In our “Accepted” column, Mid-American Review editors discuss why they selected stories, poems, or essays for publication. In this post, Assistant Poetry Editor Jenelle Clausen discusses a poem that appears in issue 34.2. This will be the final “Accepted” entry for 34.2; stay tuned for columns from 35.1.
Titles: “Porch Light, Moonlight, or the Neighbor’s Bedroom”
Authors: Carroll Beauvais
MAR issue: 34.2/Spring 2014
First lines: “When we were children, we dreamed the moon / full of pink lakes, swimming holes without water moccasins.”

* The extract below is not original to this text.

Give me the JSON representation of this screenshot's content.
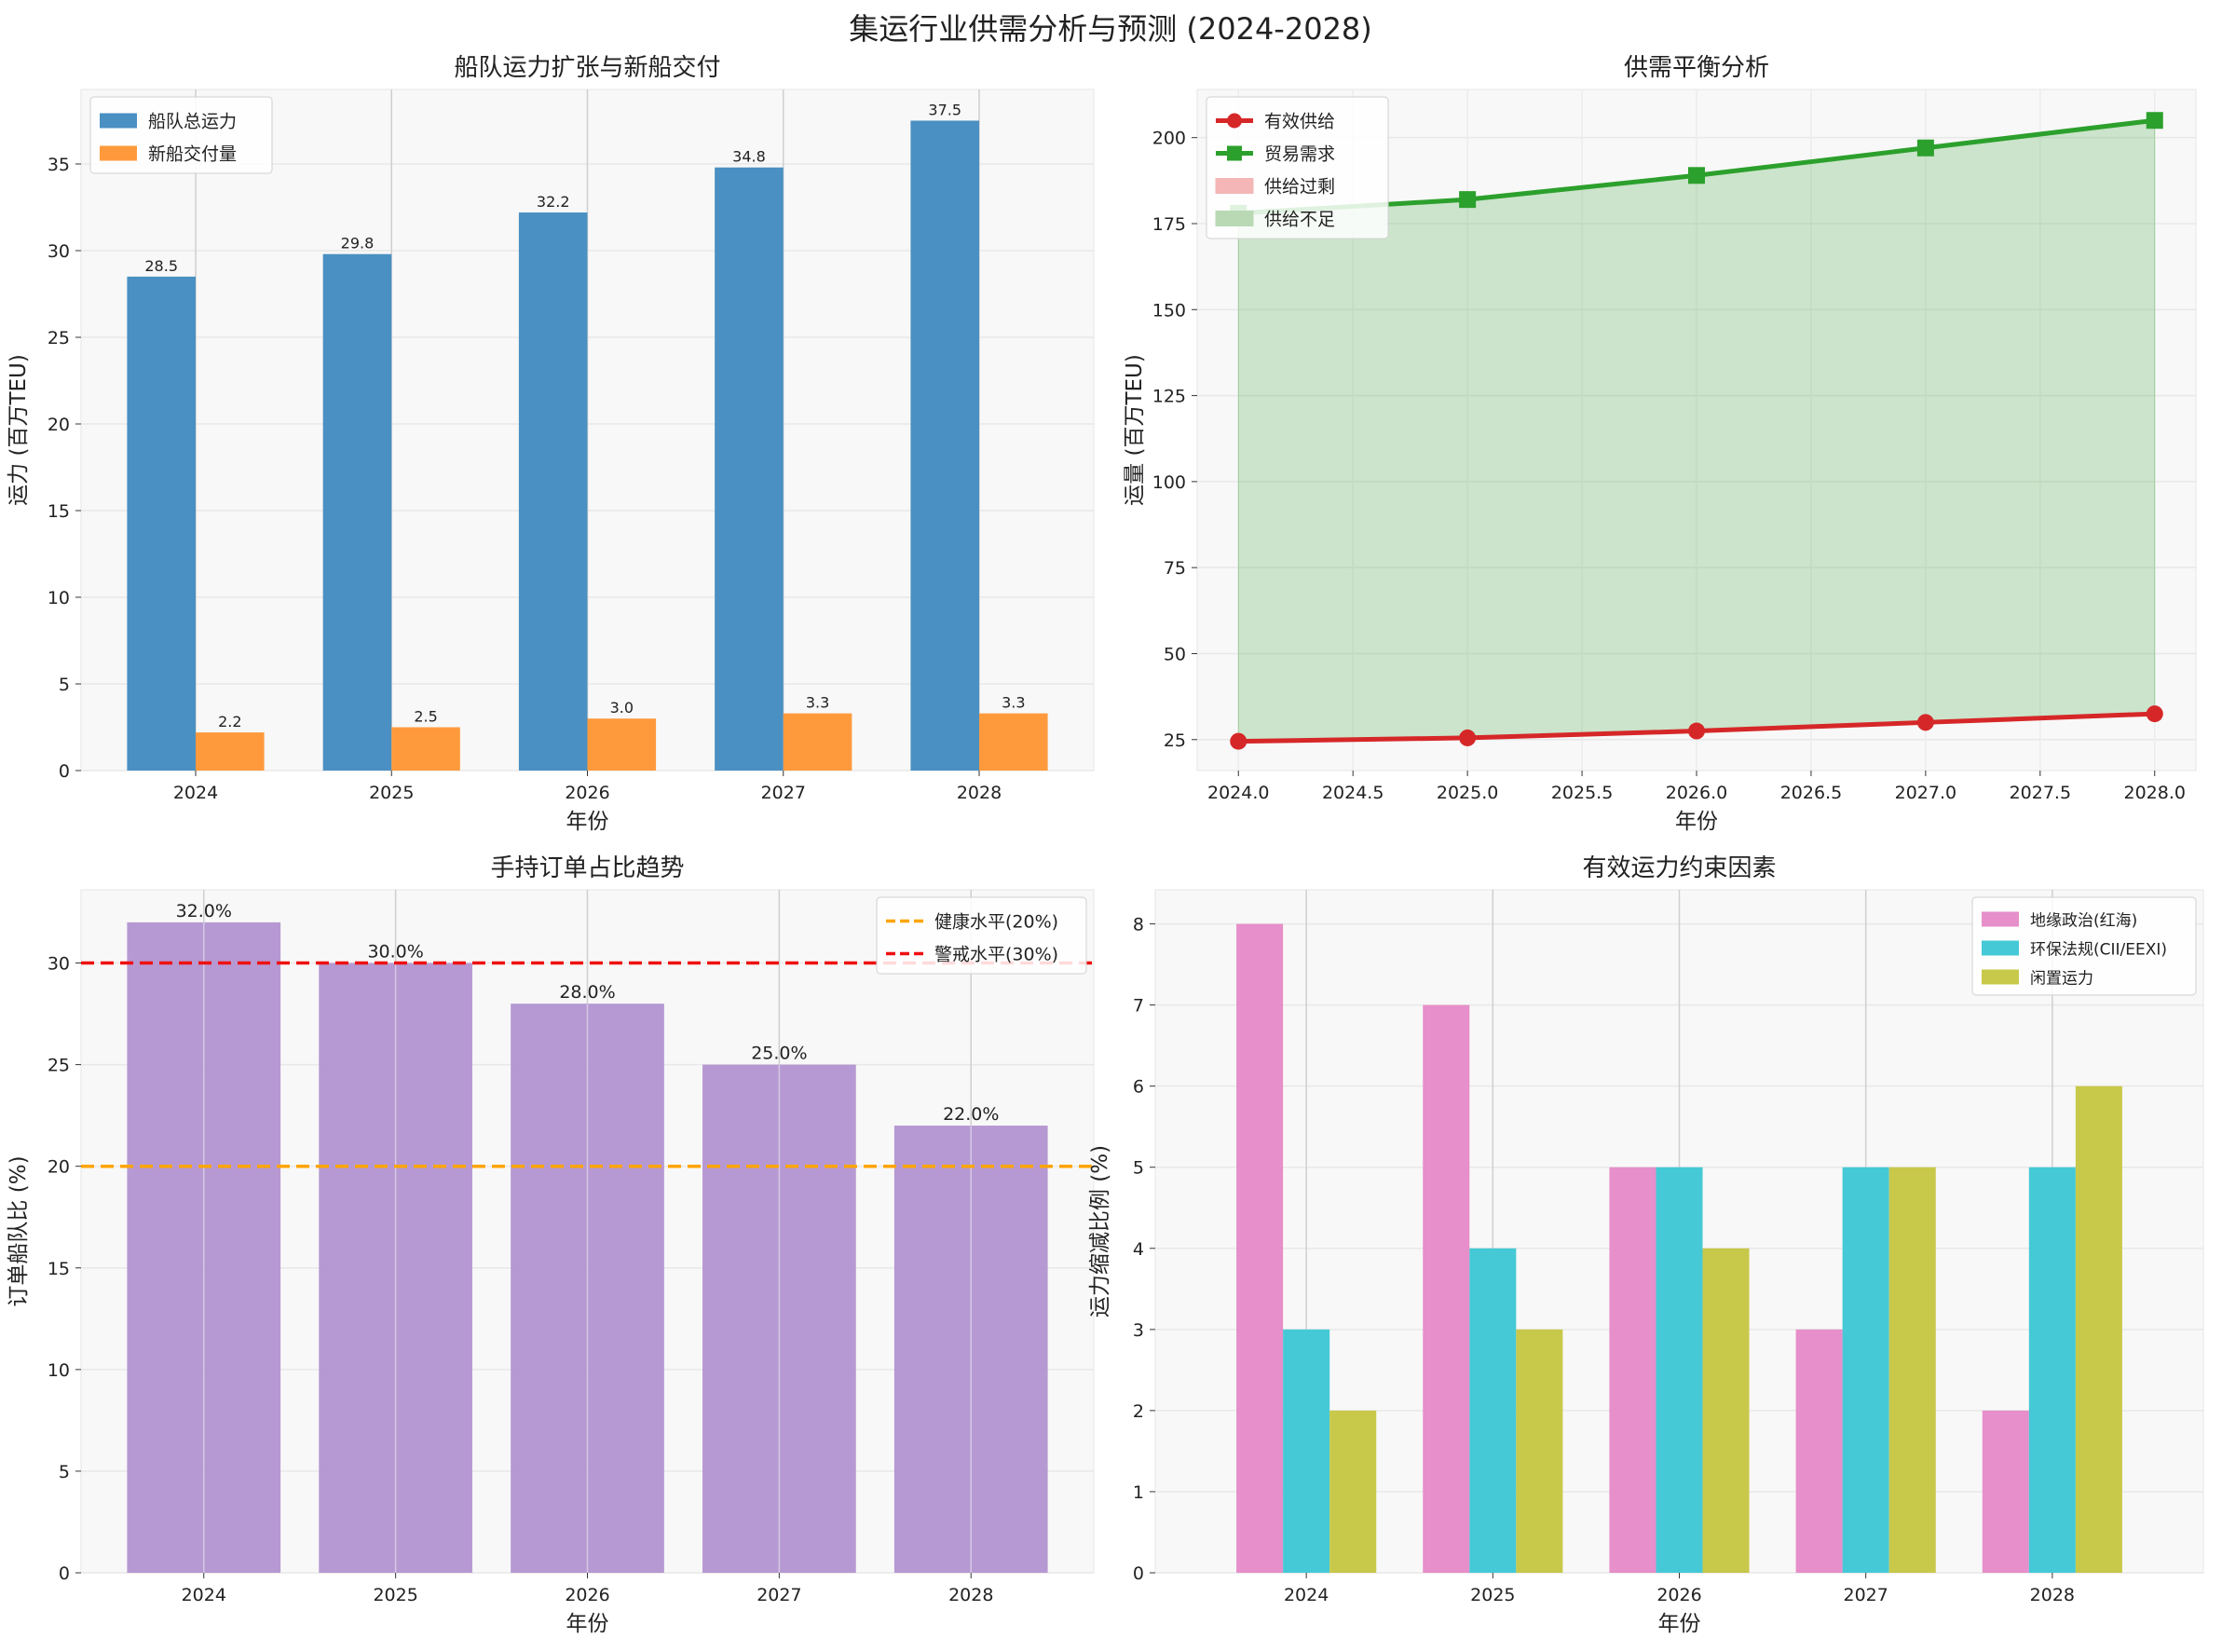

In the title, “Porch Light, Moonlight, or the Neighbor’s Bedroom,” Beauvais presents us with three possibilities. Already, we want to know more. And then, the epigraph: “For my sister, if I’d had one.” The epigraph is brief and thoroughly surprising; it establishes the poem as fiction, which is perhaps a nod to the inviting trap of assuming that a poem’s events “really happened” or that the poem’s speaker is the poet himself or herself (a problem we don’t encounter nearly as often when reading prose).
But the epigraph doesn’t diminish the sincerity of the poem. In the first two lines, we are immediately impacted by a striking image—pink lakes on the moon—that is unusual and that establishes the active world of children’s imaginations. This imaginary world on the moon is also defined by what it lacks: “swimming holes without water moccasins.” There is no danger here. This first stanza continues in describing this shared dream-world, a world where girls could wear as little as boys in summertime and where stars would shed glitter on the grass.
The second stanza uses images to firmly ground us in time; the speaker and sister were children when “Buffalo nickels and baseball cards” were popular. We also see the title verbatim and learn that the children would bet on what kind of light it was that “tipped in through the blinds.” The speaker says, “I always chose moonlight and you always won.” This suggests that the speaker’s childhood was characterized by hopeful idealism, which she later realized to be unrealistic.
The death of this hopeful idealism is addressed in the very next stanza, where we’re brought to the present day, many years later. The speaker mentions that “scientists claim water exists on the moon,” but this potential fulfillment of a childhood dream does little good now for an adult filled with worry by the stark reality of life’s hardships: “What good does that do us now that we’re old / and you just called to say they found another tumor?”
Like the first two stanzas, the final stanza is characterized by compelling images that create an emotional impact on readers. It is no longer summer, but autumn; this transition of seasons reflects the aging process. The “sugar maple…is growing bare.” How does something grow bare; how does growth lead to loss? The language here is subtle, and it indicates the disillusionment and sense of loss that comes with growing older, when childhood is left behind.
We are left with a final striking image, not star glitter on the grass, as in the first stanza, but “yellow leaves” that look like “the small, wilted hands of a child.” We can all relate to the sense of loss associated with giving up childhood dreams; this poem has universal meaning.
But wait—remember the epigraph? We’re told that none of this happened. For the speaker, there was no sister, no cancer. This leads to the wonderful intentional ambiguity of the poem: Which is worse? To have lived through this experience, this suffering and disillusionment, or to have not had anything, or anyone, to lose?
What MAR editors said about “Porch Light, Moonlight, or the Neighbor’s Bedroom”:
“The epigraph is really attention-grabbing, and even though it makes it clear that the poem as a whole is fiction, that in no way lessens the emotional truth and impact of it.”
“The author uses great images to let us know where we are in time. There are a lot of imaginary images, like pink lakes, but there are also images like Buffalo nickels and autumn leaves that let us know when the speaker was a child and where we are now.”